Monday, April 23, 2012

The trouble with Facebook

The title for this post would have been 'Facebored' if not for the fact that BBC had used it before, in a television report several years back.

Back then, around 2009, it had already discounted Facebook (FB) as a site with limited offerings and predicted that users would get bored of it pretty soon.

Personally, I am already kinda bored with FB. Although I still log on to it daily, I spend less than 10 mins each time.

Yes, it is nice to keep in touch with your friends and loved ones, especially when everyone is too busy for anyone.

After a while, it's the 'same old, same old' day in, day out. Posting photos, poking, writing on walls for birthdays, sharing links for merchandise.

FB is about self-gratification and self-indulgence.
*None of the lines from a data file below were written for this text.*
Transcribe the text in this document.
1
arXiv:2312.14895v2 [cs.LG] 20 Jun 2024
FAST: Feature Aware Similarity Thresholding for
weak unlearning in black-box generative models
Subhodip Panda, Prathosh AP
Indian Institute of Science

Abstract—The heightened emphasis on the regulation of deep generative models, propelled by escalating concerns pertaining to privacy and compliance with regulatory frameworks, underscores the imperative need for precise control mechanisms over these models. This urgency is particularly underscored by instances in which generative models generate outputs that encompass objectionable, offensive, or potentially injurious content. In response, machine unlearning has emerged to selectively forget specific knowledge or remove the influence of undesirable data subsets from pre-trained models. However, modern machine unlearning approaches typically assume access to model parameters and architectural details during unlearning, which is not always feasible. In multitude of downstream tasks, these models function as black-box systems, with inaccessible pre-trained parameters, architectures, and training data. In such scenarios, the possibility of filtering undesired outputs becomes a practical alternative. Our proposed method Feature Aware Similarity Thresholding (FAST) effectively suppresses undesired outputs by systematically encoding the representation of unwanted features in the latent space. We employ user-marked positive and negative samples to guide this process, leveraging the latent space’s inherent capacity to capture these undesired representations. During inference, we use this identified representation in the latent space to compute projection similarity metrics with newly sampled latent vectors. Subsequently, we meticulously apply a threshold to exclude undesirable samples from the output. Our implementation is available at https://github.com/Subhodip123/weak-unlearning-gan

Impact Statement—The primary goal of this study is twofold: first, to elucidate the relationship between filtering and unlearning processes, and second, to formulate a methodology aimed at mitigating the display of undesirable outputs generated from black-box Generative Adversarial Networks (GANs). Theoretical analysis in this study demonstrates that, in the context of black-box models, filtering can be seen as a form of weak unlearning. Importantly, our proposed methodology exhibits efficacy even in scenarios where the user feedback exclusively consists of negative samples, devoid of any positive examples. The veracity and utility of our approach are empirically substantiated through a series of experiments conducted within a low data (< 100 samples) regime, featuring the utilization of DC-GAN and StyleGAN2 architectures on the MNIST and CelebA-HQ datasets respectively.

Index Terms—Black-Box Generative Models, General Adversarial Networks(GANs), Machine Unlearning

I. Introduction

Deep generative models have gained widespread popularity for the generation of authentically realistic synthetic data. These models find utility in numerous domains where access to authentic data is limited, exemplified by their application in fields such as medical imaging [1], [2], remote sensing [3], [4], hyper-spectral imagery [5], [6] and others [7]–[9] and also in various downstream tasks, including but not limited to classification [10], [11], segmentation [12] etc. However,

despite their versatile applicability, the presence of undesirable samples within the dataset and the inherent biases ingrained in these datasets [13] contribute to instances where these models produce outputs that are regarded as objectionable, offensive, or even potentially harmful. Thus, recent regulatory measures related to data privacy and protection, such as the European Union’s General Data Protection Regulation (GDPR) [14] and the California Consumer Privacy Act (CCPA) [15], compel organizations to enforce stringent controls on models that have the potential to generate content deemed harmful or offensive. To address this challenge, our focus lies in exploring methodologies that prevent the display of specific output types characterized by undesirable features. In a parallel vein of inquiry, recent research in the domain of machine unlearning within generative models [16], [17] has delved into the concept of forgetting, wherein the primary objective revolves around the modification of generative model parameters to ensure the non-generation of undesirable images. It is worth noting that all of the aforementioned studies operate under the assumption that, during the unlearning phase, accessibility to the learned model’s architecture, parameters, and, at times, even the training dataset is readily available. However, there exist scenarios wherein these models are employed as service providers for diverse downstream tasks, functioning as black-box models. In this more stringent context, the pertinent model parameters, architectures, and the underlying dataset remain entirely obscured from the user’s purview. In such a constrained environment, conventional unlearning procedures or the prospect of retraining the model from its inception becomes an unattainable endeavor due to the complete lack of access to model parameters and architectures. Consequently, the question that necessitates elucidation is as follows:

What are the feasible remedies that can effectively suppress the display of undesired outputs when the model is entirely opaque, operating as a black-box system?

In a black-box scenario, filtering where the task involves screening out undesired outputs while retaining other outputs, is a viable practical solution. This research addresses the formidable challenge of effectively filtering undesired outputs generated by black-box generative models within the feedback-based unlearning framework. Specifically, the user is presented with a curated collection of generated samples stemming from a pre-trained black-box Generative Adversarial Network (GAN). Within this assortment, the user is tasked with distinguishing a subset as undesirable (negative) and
Everyone trying to make everyone else envious of  the ramen/beef steak/ nasi lemak you had at Namba/Oxford Street/Chomp Chomp. Or the wild and happening party you had last night with beautiful hunks and babes, with endless bottles of Dom Perignon, JW Blue Label or Belvedere. Not to mention your new body kit/ rims/ spoiler on your BMW/Audi/Subaru.

Before you dismiss me as an old, balding geezer with thick spectacles and zero social life, I would like to clarify myself. I am as narcissistic as they come. I have tons of clothes, which takes my built-in, full length wardrobe have trouble containing. Self-indulgence is my best friend. I drink, eat, party and make merry at a time when my peers are taking their 5 year olds to Shicida Method every week. I trim my brows, work out and watch my diet. You get the drift.

Thus, I am more than qualified to comment on my own 'species'. Posting your fun photos on FB is normal. (No one posts photos of them crying on FB) However, doing it almost everyday is overdoing it. Everyone is in a competition to inflate their own egos. You take a step back and tell yourself, where is this going? Is there more depth in us?

People suffering from depression, or lack of self-confidence, should not visit FB at all. All this false images and conjured notions of happiness shatters your chance of recovery and sinks you lower. You drown in all this pretense, and probably you come out worse off.

As a student of sociology and communication, I feel that we should harness the power of social media for the good of society, instead of degrading to such hedonistic acts. Empower people through information.
The 2011 Jasmine Revolution in the Middle East was a great example, although I am not saying we should overthrow the government. We should share useful information, make society and its citizens more aware, more conscious and more thoughtful. Give a voice to the voiceless and stand for our rights.

A colleague told me about this Mr T, an editor of some magazine, with over 10,000 followers on Twitter, 'Famous' person, which I never heard about. I chuckled to myself, as he seems to be awestruck by this 'achievement'. 10k followers is nothing is you are not contributing to society. However, it seems to be the trend that many groups of young people are trying to come up with their own version of mini 'Hollywood'. Many of them like to blow their own trumpet with trivial 'achievements', and what better way than social media?


It's 2012. Singaporeans are still deem ungracious, selfish and ugly. Isn't it time that we alter that image? Aren't we a first-world, developed rich country, up there with Hong Kong, Japan and Korea? Our mentality and attitude needs alot of catching up.

Which is why I will do my part with my own FB account now, posting information worth sharing; political and social. I hope it will influence people around me to do the same, because one voice may be a whimper, a sea of accumulated voices is a loud roar.